Here are the blooms that are carrying our garden through the end of summer and supporting all that wildlife.
Starting on the south side of our house, the spectacular Susan's hug visitors who make their way to the front door. Partnered with pink and purple Mexican petunias (Rueilla) and [still blooming] butterfly weed (Asclepias tuberosa), it is a hang out for bees, butterflies and hummers.
Also, in this bed is spring blooming, golden alexander that is hosting black swallowtail caterpillars this time of year.
The distinctive blooms of Passiflora incarnata, are a great nectar source for bees and butterflies and a foliage is a buffet for variegated and gulf fritillary caterpillars. Be sure to visit again soon as I have an upcoming post on this native vine.
The towering liatris spicata and willowy coreopsis are dangling over the stairs that wrap around the front of the house requiring a little choreography to get around these perfect pollinator plants. You can read more about the liatris show and all the butterflies and bees it attracts on my previous post here.
It's a tough world out there for insects. As much as we enjoy watching the butterflies, they are food for others. This poor lady looks like she almost fell prey to a bird and lost her tails.
I have to brag on the Joe Pye Weed (Eutrochium purpureum). It stands tall at the woodland edge and is covered in swallowtail butterflies. It is a spectacular show.
Yesterday I counted over 40 Eastern Tiger Swallowtails and they keep coming! This JPW is planted near one of their host plants, tulip poplar trees (Liriodendron tulipifera L.).
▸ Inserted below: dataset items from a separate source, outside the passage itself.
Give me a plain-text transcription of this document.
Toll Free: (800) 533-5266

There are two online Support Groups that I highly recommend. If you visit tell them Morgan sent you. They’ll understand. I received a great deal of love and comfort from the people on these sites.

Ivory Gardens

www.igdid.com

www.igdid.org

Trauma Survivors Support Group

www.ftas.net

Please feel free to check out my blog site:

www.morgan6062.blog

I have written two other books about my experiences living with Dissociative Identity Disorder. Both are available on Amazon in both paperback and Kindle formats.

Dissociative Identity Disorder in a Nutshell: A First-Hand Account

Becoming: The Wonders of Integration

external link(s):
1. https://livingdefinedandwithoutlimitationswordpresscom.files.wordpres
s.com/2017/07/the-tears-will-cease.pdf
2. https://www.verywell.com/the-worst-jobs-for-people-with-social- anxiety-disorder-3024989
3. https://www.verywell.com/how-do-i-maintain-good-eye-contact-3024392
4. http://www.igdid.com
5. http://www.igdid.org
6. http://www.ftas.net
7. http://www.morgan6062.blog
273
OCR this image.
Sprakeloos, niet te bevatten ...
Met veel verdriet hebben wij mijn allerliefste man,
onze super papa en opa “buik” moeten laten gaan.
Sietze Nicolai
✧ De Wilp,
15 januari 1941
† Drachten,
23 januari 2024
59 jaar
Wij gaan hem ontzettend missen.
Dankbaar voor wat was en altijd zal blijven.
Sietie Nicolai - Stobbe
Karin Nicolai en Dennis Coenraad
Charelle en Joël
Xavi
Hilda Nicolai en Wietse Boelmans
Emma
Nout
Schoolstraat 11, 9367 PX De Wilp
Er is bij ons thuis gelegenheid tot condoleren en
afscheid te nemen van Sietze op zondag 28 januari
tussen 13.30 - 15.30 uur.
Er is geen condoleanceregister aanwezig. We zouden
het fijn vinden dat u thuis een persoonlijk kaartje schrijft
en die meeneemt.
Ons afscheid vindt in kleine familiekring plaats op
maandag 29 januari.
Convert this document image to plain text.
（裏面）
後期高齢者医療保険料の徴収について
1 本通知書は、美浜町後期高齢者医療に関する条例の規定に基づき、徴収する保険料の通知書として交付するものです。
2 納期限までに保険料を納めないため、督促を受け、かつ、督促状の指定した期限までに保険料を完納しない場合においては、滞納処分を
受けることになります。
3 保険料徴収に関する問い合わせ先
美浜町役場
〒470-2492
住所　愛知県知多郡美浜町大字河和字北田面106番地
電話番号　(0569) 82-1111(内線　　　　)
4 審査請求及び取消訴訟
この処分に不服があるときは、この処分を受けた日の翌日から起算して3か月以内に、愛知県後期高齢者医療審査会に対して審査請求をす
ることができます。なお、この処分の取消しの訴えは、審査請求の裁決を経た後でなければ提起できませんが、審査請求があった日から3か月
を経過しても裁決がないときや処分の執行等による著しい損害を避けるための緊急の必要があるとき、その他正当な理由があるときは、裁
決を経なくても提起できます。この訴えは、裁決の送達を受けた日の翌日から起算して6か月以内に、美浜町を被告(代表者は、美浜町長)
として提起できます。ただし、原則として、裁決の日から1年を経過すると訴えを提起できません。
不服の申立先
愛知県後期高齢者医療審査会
I like to think that they don't have to travel far to find food for their different lifecycle stages.
In the same bed are other tall (up to 7 feet!) wildflowers that share similar growing conditions; 'Henry Eilers Rudbeckia subtomentosa and tall ironweed (Vernonia gigantea). The buttery yellow blooms on this rudbeckia make an unique edition to this planting trio.
The deep purple of the tall ironweed is a favorite late summer flower for long-tongued bees, skipper butterflies and bee flies. This has just come into bloom and will continue into September.
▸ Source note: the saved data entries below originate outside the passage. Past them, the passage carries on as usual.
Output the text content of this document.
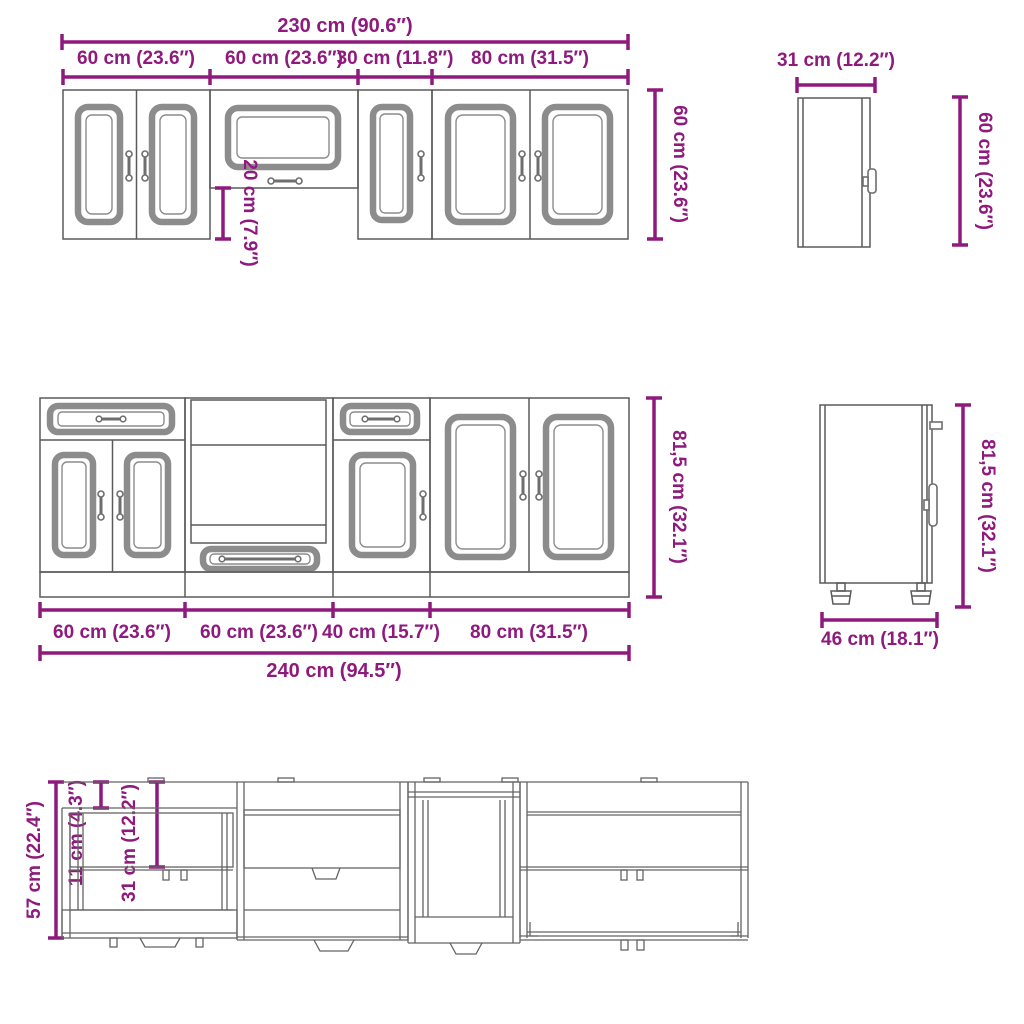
230 cm (90.6″)
60 cm (23.6″) 60 cm (23.6″)
30 cm (11.8″) 80 cm (31.5″)
20 cm (7.9″)	60 cm (23.6″)
31 cm (12.2″)
60 cm (23.6″)
81,5 cm (32.1″)
60 cm (23.6″) 60 cm (23.6″) 40 cm (15.7″) 80 cm (31.5″)
240 cm (94.5″)
81,5 cm (32.1″)
46 cm (18.1″)
57 cm (22.4″) 11 cm (4.3″) 31 cm (12.2″)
Lastly, I want to share cardinal flower (Lobelia cardinalis). The tall spikes of our plant flopped over during our period of drought in July. Interestingly, the fallen spikes put out multiple stems providing even more shorter bright blooms. The red tubular flowers are loved by the hummers and cloudless sulphur butterflies.
Hope you enjoyed a look at our late summer garden. I appreciate you stopping by.